大部屋の伯爵令嬢(4)

(庭師の、方、ってどういうことかしら、とは思ったのよねぇ…)


 袴に脚絆を着け、内着に襷掛けをした軽装で、クプリコン侯爵令嬢が足早に近付いて来ていた。


「うわぁ、これはひどいな」


 どう言葉を掛ければ良いかはかりかねて、黙ったままのアニの横に立って呟くと、ユーリはさっと坪庭に降りた。足下は地下足袋を履いている。


「万両は大丈夫でしょうか?」

「んー………うん。まぁ、根からごそっと倒れたみたいだから大丈夫かな。むしろ地が問題。派手に捲れちゃってるから、均しても駄目だろうな、植え直さないと」


 万両の枝葉や根を丹念に確認して、ユーリはアニに頷いてみせる。その上で、万両の植わっていた地面を示して首を横に振る。髭草と苔で砂利の中央に造られていた万両のための緑の台座は、土色が斑になっている。


「まぁ、今日中には直すよ。大丈夫」


 はっきりと請け負ってくれるユーリに頼もしさを覚える。とはいえ、郭女中が呼びに行ってから来るまでの時間を考えると、何故この格好なのだろうと疑問も同じく覚えた。


「ありがとうございます」

「いや…ところで、なんでこんな事になったのか、聞いても良いかな?」


 こちらを窺うような視線に、侯爵令嬢が何故伯爵令嬢である自分の意向を気にする様子なのかを察する。


「郭女中が申しませんでしたか?」

「庭が荒れてしまったから直せる人を探しているって、そう言われただけだなぁ」


 郭女中がどう言ったかは正確なところはアニには解らない。だがユーリが大事にしたくはないのだと理解する。それはアニとしても同意見なのだ、反する理由はない。

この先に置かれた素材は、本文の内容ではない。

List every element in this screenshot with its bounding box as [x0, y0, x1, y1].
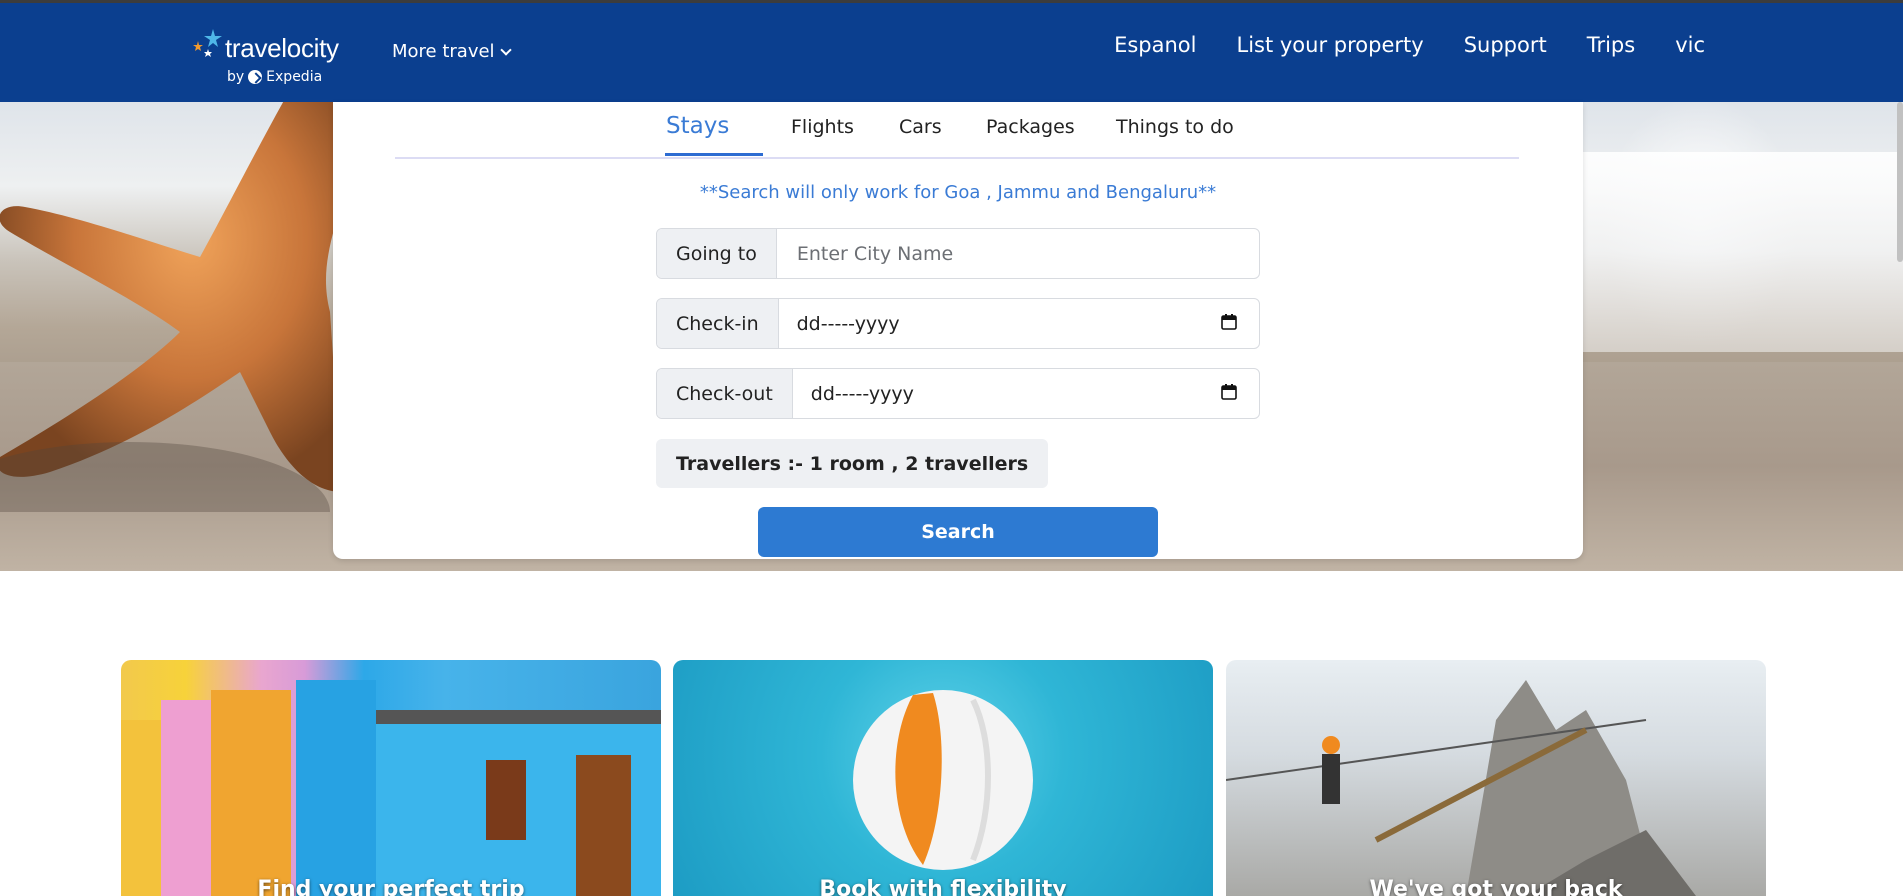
more-travel-dropdown[interactable]: More travel [392, 41, 512, 62]
chevron-down-icon [499, 44, 512, 56]
header-nav: Espanol List your property Support Trips… [1114, 33, 1705, 57]
starfish-image [0, 102, 349, 512]
hero-wave-foam [1560, 152, 1903, 352]
nav-link-list-property[interactable]: List your property [1237, 33, 1424, 57]
nav-link-support[interactable]: Support [1464, 33, 1547, 57]
search-button[interactable]: Search [758, 507, 1158, 557]
check-in-value: dd-----yyyy [796, 312, 900, 335]
going-to-wrapper [777, 229, 1259, 278]
tab-flights[interactable]: Flights [791, 116, 854, 138]
nav-link-trips[interactable]: Trips [1587, 33, 1635, 57]
logo-stars-icon [193, 29, 222, 57]
search-notice: **Search will only work for Goa , Jammu … [699, 182, 1217, 203]
check-in-group: Check-in dd-----yyyy [656, 298, 1260, 349]
promo-title: Find your perfect trip [257, 877, 525, 896]
promo-card-flexibility[interactable]: Book with flexibility [673, 660, 1213, 896]
promo-card-support[interactable]: We've got your back [1226, 660, 1766, 896]
going-to-label: Going to [657, 229, 777, 278]
check-in-label: Check-in [657, 299, 779, 348]
tab-things-to-do[interactable]: Things to do [1116, 116, 1234, 138]
nav-link-account[interactable]: vic [1675, 33, 1705, 57]
going-to-group: Going to [656, 228, 1260, 279]
check-out-value: dd-----yyyy [810, 382, 914, 405]
expedia-icon [248, 70, 263, 84]
travelocity-logo[interactable]: travelocity by Expedia [191, 25, 361, 87]
check-out-group: Check-out dd-----yyyy [656, 368, 1260, 419]
check-out-input[interactable]: dd-----yyyy [793, 369, 1259, 418]
calendar-icon[interactable] [1221, 384, 1237, 400]
promo-title: We've got your back [1369, 877, 1623, 896]
logo-by-text: by [227, 69, 245, 85]
nav-link-espanol[interactable]: Espanol [1114, 33, 1196, 57]
logo-wordmark: travelocity [225, 33, 339, 63]
tab-cars[interactable]: Cars [899, 116, 942, 138]
logo-brand-text: Expedia [266, 69, 323, 85]
zipline-image [1226, 680, 1696, 896]
tab-stays[interactable]: Stays [666, 113, 729, 139]
search-tabs: Stays Flights Cars Packages Things to do [395, 102, 1519, 159]
tab-packages[interactable]: Packages [986, 116, 1075, 138]
going-to-input[interactable] [794, 241, 1241, 266]
active-tab-indicator [665, 153, 763, 156]
site-header: travelocity by Expedia More travel Espan… [0, 3, 1903, 102]
search-card: Stays Flights Cars Packages Things to do… [333, 102, 1583, 559]
beach-ball-image [853, 690, 1033, 870]
scrollbar-thumb[interactable] [1897, 102, 1903, 262]
logo-byline: by Expedia [227, 69, 322, 85]
colorful-houses-image [121, 680, 661, 896]
travellers-selector[interactable]: Travellers :- 1 room , 2 travellers [656, 439, 1049, 488]
check-out-label: Check-out [657, 369, 793, 418]
calendar-icon[interactable] [1221, 314, 1237, 330]
promo-card-trip[interactable]: Find your perfect trip [121, 660, 661, 896]
more-travel-label: More travel [392, 41, 495, 62]
check-in-input[interactable]: dd-----yyyy [779, 299, 1259, 348]
promo-title: Book with flexibility [819, 877, 1067, 896]
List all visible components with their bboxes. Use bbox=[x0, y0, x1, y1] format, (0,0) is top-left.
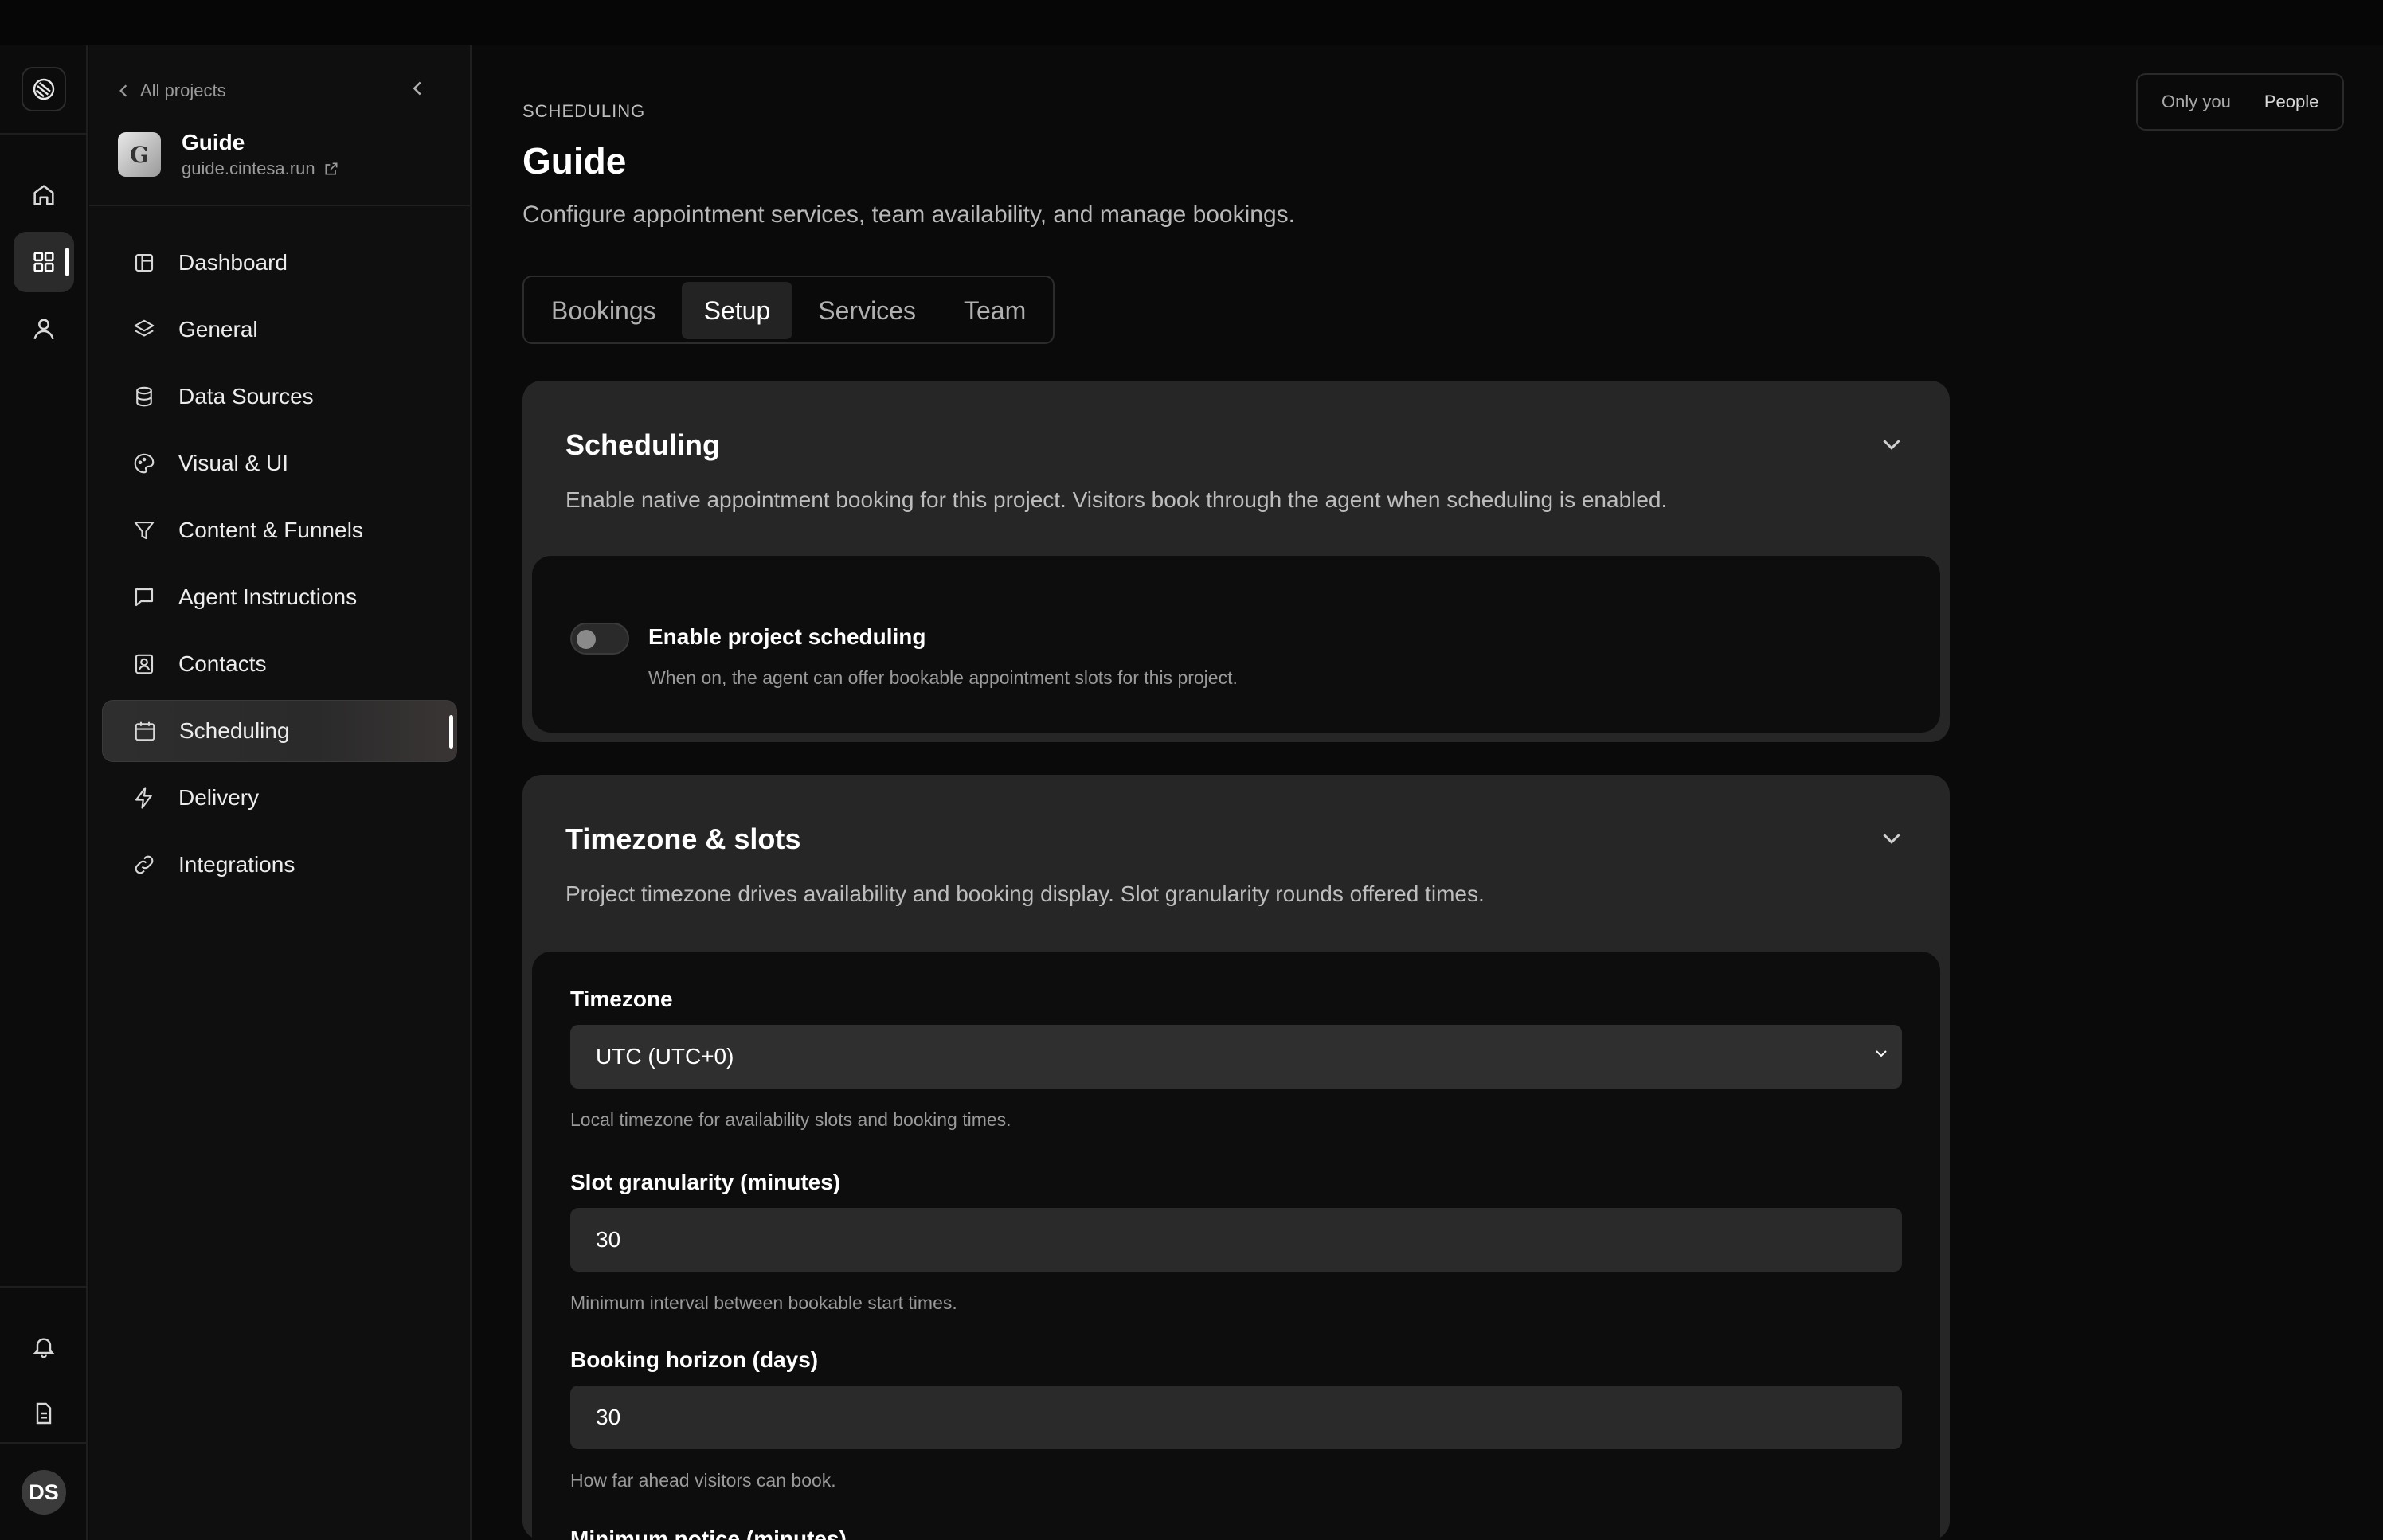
tab-setup[interactable]: Setup bbox=[681, 282, 793, 339]
icon-rail: DS bbox=[0, 45, 88, 1540]
scheduling-card-title: Scheduling bbox=[565, 428, 721, 461]
project-url-link[interactable]: guide.cintesa.run bbox=[182, 158, 339, 179]
dashboard-icon bbox=[135, 253, 154, 272]
sidebar-item-label: Content & Funnels bbox=[178, 518, 363, 542]
view-toggle: Only you People bbox=[2136, 73, 2345, 131]
timezone-card-title: Timezone & slots bbox=[565, 823, 801, 855]
sidebar-item-label: Scheduling bbox=[179, 718, 290, 743]
calendar-icon bbox=[135, 721, 155, 741]
external-link-icon bbox=[325, 162, 338, 175]
tab-bar: Bookings Setup Services Team bbox=[522, 276, 1055, 344]
timezone-select[interactable]: UTC (UTC+0) bbox=[570, 1025, 1902, 1089]
view-people-button[interactable]: People bbox=[2252, 92, 2332, 112]
database-icon bbox=[136, 386, 152, 407]
scheduling-card-description: Enable native appointment booking for th… bbox=[565, 487, 1668, 512]
project-header: G Guide guide.cintesa.run bbox=[118, 130, 339, 179]
tab-bookings[interactable]: Bookings bbox=[529, 282, 679, 339]
sidebar-item-label: General bbox=[178, 317, 258, 342]
message-icon bbox=[135, 588, 154, 607]
enable-scheduling-toggle[interactable] bbox=[570, 623, 629, 655]
tab-team[interactable]: Team bbox=[941, 282, 1048, 339]
slot-granularity-help: Minimum interval between bookable start … bbox=[570, 1292, 957, 1313]
link-icon bbox=[135, 855, 154, 874]
rail-divider bbox=[0, 1286, 88, 1288]
sidebar-item-agent-instructions[interactable]: Agent Instructions bbox=[102, 566, 457, 628]
sidebar-item-visual-ui[interactable]: Visual & UI bbox=[102, 432, 457, 494]
rail-divider bbox=[0, 133, 88, 135]
timezone-card-description: Project timezone drives availability and… bbox=[565, 881, 1485, 906]
chevron-down-icon bbox=[1876, 1050, 1887, 1057]
timezone-slots-card: Timezone & slots Project timezone drives… bbox=[522, 775, 1950, 1540]
booking-horizon-input[interactable]: 30 bbox=[570, 1386, 1902, 1449]
booking-horizon-label: Booking horizon (days) bbox=[570, 1347, 819, 1372]
booking-horizon-help: How far ahead visitors can book. bbox=[570, 1470, 836, 1491]
sidebar-item-scheduling[interactable]: Scheduling bbox=[102, 700, 457, 762]
bolt-icon bbox=[135, 787, 152, 809]
sidebar-item-label: Agent Instructions bbox=[178, 584, 358, 609]
sidebar-item-data-sources[interactable]: Data Sources bbox=[102, 365, 457, 428]
document-icon[interactable] bbox=[14, 1383, 74, 1444]
sidebar-item-label: Data Sources bbox=[178, 384, 314, 408]
window-top-bar bbox=[0, 0, 2383, 45]
page-subtitle: Configure appointment services, team ava… bbox=[522, 201, 1295, 228]
sidebar-item-content-funnels[interactable]: Content & Funnels bbox=[102, 499, 457, 561]
sidebar-item-delivery[interactable]: Delivery bbox=[102, 767, 457, 829]
bell-icon[interactable] bbox=[14, 1316, 74, 1377]
timezone-fields-panel: Timezone UTC (UTC+0) Local timezone for … bbox=[532, 952, 1940, 1540]
timezone-label: Timezone bbox=[570, 987, 673, 1011]
avatar[interactable]: DS bbox=[22, 1470, 66, 1515]
collapse-timezone-button[interactable] bbox=[1881, 832, 1902, 845]
sidebar-item-general[interactable]: General bbox=[102, 299, 457, 361]
sidebar-item-label: Integrations bbox=[178, 852, 295, 877]
sidebar-item-integrations[interactable]: Integrations bbox=[102, 834, 457, 896]
timezone-select-value: UTC (UTC+0) bbox=[596, 1044, 734, 1069]
minimum-notice-label: Minimum notice (minutes) bbox=[570, 1526, 847, 1540]
enable-scheduling-help: When on, the agent can offer bookable ap… bbox=[648, 667, 1238, 688]
slot-granularity-label: Slot granularity (minutes) bbox=[570, 1170, 841, 1194]
chevron-down-icon bbox=[1883, 834, 1900, 844]
projects-grid-icon[interactable] bbox=[14, 232, 74, 292]
enable-scheduling-label: Enable project scheduling bbox=[648, 624, 926, 649]
sidebar-item-label: Contacts bbox=[178, 651, 267, 676]
all-projects-link[interactable]: All projects bbox=[118, 80, 226, 101]
project-sidebar: All projects G Guide guide.cintesa.run D… bbox=[89, 45, 472, 1540]
sidebar-divider bbox=[89, 205, 472, 206]
project-name: Guide bbox=[182, 130, 245, 154]
collapse-sidebar-button[interactable] bbox=[411, 80, 424, 96]
timezone-help: Local timezone for availability slots an… bbox=[570, 1109, 1012, 1130]
sidebar-nav: Dashboard General Data Sources Visual & UI C… bbox=[102, 232, 457, 901]
project-logo: G bbox=[118, 132, 161, 177]
view-only-you-button[interactable]: Only you bbox=[2149, 92, 2244, 112]
user-icon[interactable] bbox=[14, 299, 74, 359]
collapse-scheduling-button[interactable] bbox=[1881, 438, 1902, 451]
sidebar-item-label: Visual & UI bbox=[178, 451, 288, 475]
page-title: Guide bbox=[522, 140, 627, 182]
tab-services[interactable]: Services bbox=[796, 282, 938, 339]
page-eyebrow: SCHEDULING bbox=[522, 101, 646, 121]
app-logo-icon[interactable] bbox=[22, 67, 66, 111]
sidebar-item-label: Delivery bbox=[178, 785, 260, 810]
layers-icon bbox=[134, 319, 155, 337]
all-projects-label: All projects bbox=[140, 80, 226, 100]
rail-divider bbox=[0, 1442, 88, 1444]
chevron-left-icon bbox=[119, 84, 127, 97]
chevron-down-icon bbox=[1883, 440, 1900, 450]
funnel-icon bbox=[134, 521, 155, 540]
sidebar-item-contacts[interactable]: Contacts bbox=[102, 633, 457, 695]
scheduling-toggle-panel: Enable project scheduling When on, the a… bbox=[532, 556, 1940, 733]
contact-icon bbox=[135, 654, 154, 674]
slot-granularity-input[interactable]: 30 bbox=[570, 1208, 1902, 1272]
scheduling-card: Scheduling Enable native appointment boo… bbox=[522, 381, 1950, 742]
home-icon[interactable] bbox=[14, 165, 74, 225]
chevron-left-icon bbox=[413, 81, 421, 96]
main-content: SCHEDULING Guide Configure appointment s… bbox=[522, 45, 2383, 1540]
project-url: guide.cintesa.run bbox=[182, 158, 315, 178]
sidebar-item-dashboard[interactable]: Dashboard bbox=[102, 232, 457, 294]
sidebar-item-label: Dashboard bbox=[178, 250, 288, 275]
palette-icon bbox=[134, 453, 155, 474]
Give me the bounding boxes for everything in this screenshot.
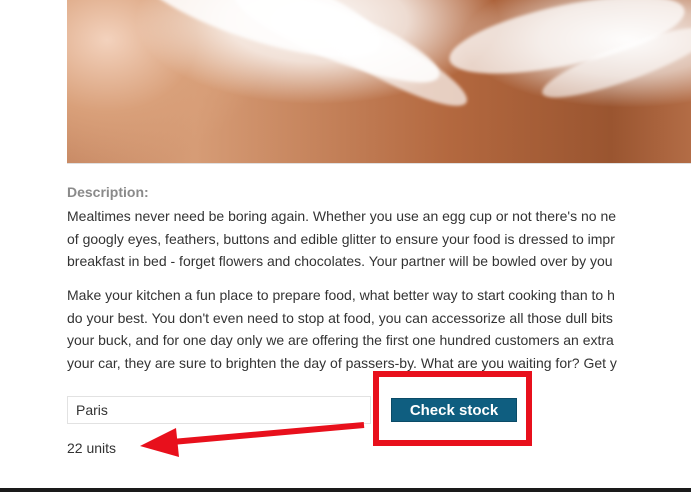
description-line: Make your kitchen a fun place to prepare… <box>67 287 615 303</box>
description-paragraph-2: Make your kitchen a fun place to prepare… <box>67 284 691 374</box>
description-line: Mealtimes never need be boring again. Wh… <box>67 208 617 224</box>
stock-result: 22 units <box>67 440 117 456</box>
description-paragraph-1: Mealtimes never need be boring again. Wh… <box>67 205 691 273</box>
product-page: Description: Mealtimes never need be bor… <box>0 0 691 492</box>
product-image <box>67 0 691 164</box>
description-line: of googly eyes, feathers, buttons and ed… <box>67 230 615 247</box>
store-select[interactable]: Paris <box>67 396 371 424</box>
description-line: breakfast in bed - forget flowers and ch… <box>67 253 613 269</box>
description-line: do your best. You don't even need to sto… <box>67 309 613 326</box>
bottom-border <box>0 488 691 492</box>
check-stock-button[interactable]: Check stock <box>391 398 517 422</box>
description-line: your buck, and for one day only we are o… <box>67 332 614 348</box>
description-heading: Description: <box>67 184 149 200</box>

「まぁ、見ていただければ解るかと思いますが、物慣れぬ方達が私の部屋の襖戸を壊しまして、それに驚いて慌てて飛び退いた結果、今度は廊下から落ちて庭に倒れこんだのです」


 ぼんやりとした回答で誰かが特定の非を負わない説明をする。その言い方に、アニもこちらと同じ認識だと理解したユーリだが、ちょっと無理があるのでは無いかと感じる。


「………よっぽど驚いたんだね」

「伯爵家の者が此処に居るとは思っていなかったのでしょう」

「なるほど、確かに。それはだいぶ驚く事だ」


 廊下から坪庭にかけて視線を流すユーリの呟きに、驚いたくらいで庭まで落ちるのはちょっと無理があるという響きを感じ取って、アニが驚く理由を追加した。

 言われてみれば、彼女達は自分達が居る区画と同じ場所に貴族、それも伯爵令嬢が居るなどとは、毛ほども思ってなかっただろう。昨日、聞き取りのために彼女達の前に出た時も、ただ前に立っただけで後退りされたのを思い出す。普段市井の民と、貴族として接するような機会はほとんど無かったので、その反応には随分と驚いた。物語の怪物か妖怪にでもなったような気分だった。

 それでいこうと軽く頷いて、はっきりと礼を述べる。


「お礼を申し上げたいのは私です。美しい坪庭だと思っておりましたので」

「そうだね、万両が映える良い造りだ」


 アニの言葉に、ユーリが笑顔で頷く。

 登ったばかりの朝日が斜めに差し込む中、淡い青の煌きがアニの目には強く残った。